Under the existing upfront tariff for Thar projects, up to 30.65pc rate of return had been offered to attract investment in Thar coal for exploitation of a domestic resource.

Plant factor and efficiency benchmarks were changed from European and American standards which the government felt were difficult for Chinese companies to meet. The tariff is applicable for 30 years.

The investors entitled to a rate of return on equity for imported coal at 24.5pc for 220MW plant, 27.2pc for 660MW plant, and 30.65pc for Thar coal instead of original flat rate of return of 17pc. Likewise, the plants on local coal were entitled to a return of 26.5pc for 220MW, 29.5pc on 660MW and 1,100MW plants.

In doing so, Nepra has reduced efficiency standards for 200MW power projects to 37pc from 39.5pc. The efficiency standards for 600MW power projects have also been scaled down to 39pc from 42pc while those for 1,000-1,100MW plants have been reduced to 40pc from 42pc. The efficiency standards for Thar coal-based projects of 330MW have also been set at 37pc.

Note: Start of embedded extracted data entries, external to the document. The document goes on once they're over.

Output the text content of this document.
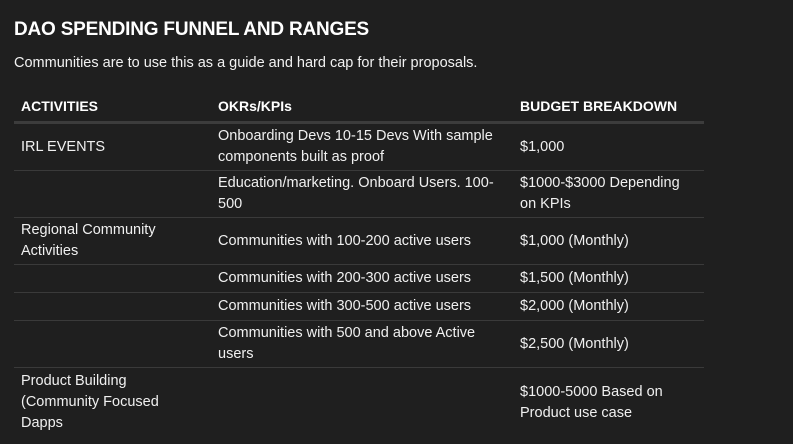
DAO SPENDING FUNNEL AND RANGES
Communities are to use this as a guide and hard cap for their proposals.
ACTIVITIES	OKRs/KPIs	BUDGET BREAKDOWN
IRL EVENTS	Onboarding Devs 10-15 Devs With sample components built as proof	$1,000
	Education/marketing. Onboard Users. 100-500	$1000-$3000 Depending on KPIs
Regional Community Activities	Communities with 100-200 active users	$1,000 (Monthly)
	Communities with 200-300 active users	$1,500 (Monthly)
	Communities with 300-500 active users	$2,000 (Monthly)
	Communities with 500 and above Active users	$2,500 (Monthly)
Product Building (Community Focused Dapps		$1000-5000 Based on Product use case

Nepra stated at the time that the lucrative tariffs would enable project implementation in four years while investor would be able to draw down entire equity in three years, starting with 60pc in the first year and 20pc each in subsequent two years. It said the debt involved in the project could also be drawn down in four years, 33pc each in the first two years, followed by 20pc in the third year and 10pc in the fourth year.

The sponsors of the plant were allowed to select plant of any technology based on the quality of coal as long as the minimum efficiency thresholds were ensured.